Dalam analisanya, Imam Khomeini bersandar kepada berbagai fenomena sejarah dan bukti-bukti kuat yang menghiasi wajah dan kondisi aktual negeri-negeri Islam. Imam meyakini bahwa penjajahan modern adalah hasil dari para kolonial yang dulu. Sebab, mereka telah berusaha untuk mengubah agama mayoritas kaum Muslim melalui para  misionaris Kristen. Ketika mereka gagal dalam melakukan hal itu maka mereka mencurahkan usaha mereka—sejak saat itu sampai sekarang—untuk menonaktifkan pemberlakuan hukum-hukum Islam yang tinggi dan merusak citra Islam dari dalam. Dan hasil dari hal tersebut sangat nyata sekali. Hari ini semua negeri Islam menyandarkan undang-undangnya dan proses hukumnya pada sistem dan undang-undang Barat yang berlawanan dengan agama dan yang substansinya berlawanan dengan undang-undang yang bersandar pada wahyu.
"Islam Amerika" memberi kesempatan kepada budaya Barat untuk masuk dan mempengaruhi masyarakat Islam dan menghancurkan tanaman dan keturunan.

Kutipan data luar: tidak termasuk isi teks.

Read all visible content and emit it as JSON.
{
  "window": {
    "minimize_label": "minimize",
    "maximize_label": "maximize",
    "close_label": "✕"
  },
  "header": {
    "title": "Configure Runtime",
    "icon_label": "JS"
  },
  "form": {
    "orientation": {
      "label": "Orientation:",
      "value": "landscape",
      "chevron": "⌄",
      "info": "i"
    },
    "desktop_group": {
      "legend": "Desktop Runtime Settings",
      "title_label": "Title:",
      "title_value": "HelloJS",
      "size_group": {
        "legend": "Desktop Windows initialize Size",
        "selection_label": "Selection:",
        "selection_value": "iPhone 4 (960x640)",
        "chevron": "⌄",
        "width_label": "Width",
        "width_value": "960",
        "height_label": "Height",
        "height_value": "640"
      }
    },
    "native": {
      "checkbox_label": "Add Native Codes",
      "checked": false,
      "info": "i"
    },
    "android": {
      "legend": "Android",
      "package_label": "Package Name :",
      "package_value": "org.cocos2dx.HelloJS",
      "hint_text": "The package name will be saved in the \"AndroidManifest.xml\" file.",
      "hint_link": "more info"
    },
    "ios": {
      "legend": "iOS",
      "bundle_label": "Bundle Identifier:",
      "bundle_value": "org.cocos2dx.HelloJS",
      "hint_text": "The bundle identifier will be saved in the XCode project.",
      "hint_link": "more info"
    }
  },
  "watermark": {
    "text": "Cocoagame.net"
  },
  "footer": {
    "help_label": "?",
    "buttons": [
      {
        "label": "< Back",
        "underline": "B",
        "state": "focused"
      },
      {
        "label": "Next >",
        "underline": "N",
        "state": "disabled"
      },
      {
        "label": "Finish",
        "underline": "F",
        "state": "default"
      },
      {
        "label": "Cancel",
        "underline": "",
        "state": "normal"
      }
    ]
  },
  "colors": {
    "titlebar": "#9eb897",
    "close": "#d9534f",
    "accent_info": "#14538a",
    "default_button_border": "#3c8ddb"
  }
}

Islam Amerika memberi kesempatan kepada pemerintah-pemerintah yang menjadi boneka orang-orang asing untuk menjalankan hegemoninya atas Muslimin dan atas nama Islam, mereka justru memerangi kaum Muslim yang hakiki, dan pada saat yang sama mereka menjalin persahabatan dengan Israel dan Amerika yang notabena adalah musuh-musuh Islam.
Dalam pernyataan akhirnya, Imam Khomeini menjelaskan secara gamblang hakikat ini, yaitu bahwa jalan satu-satunya untuk menyelamatkan manusia dari problemanya yang sekarang adalah kembali ke masa agama dan keyakinan keagamaan, dan jalan satu-satunya untuk membebaskan negeri-negeri Islam dari keadaannya yang sekarang yang menyedihkan adalah kembali kepada Islam yang orisinil dan kepada jati diri islaminya yang independen.[]



[1] . Kami ambil dari kitab Haditsul Inthilaq oleh: Hamid al-Anshari.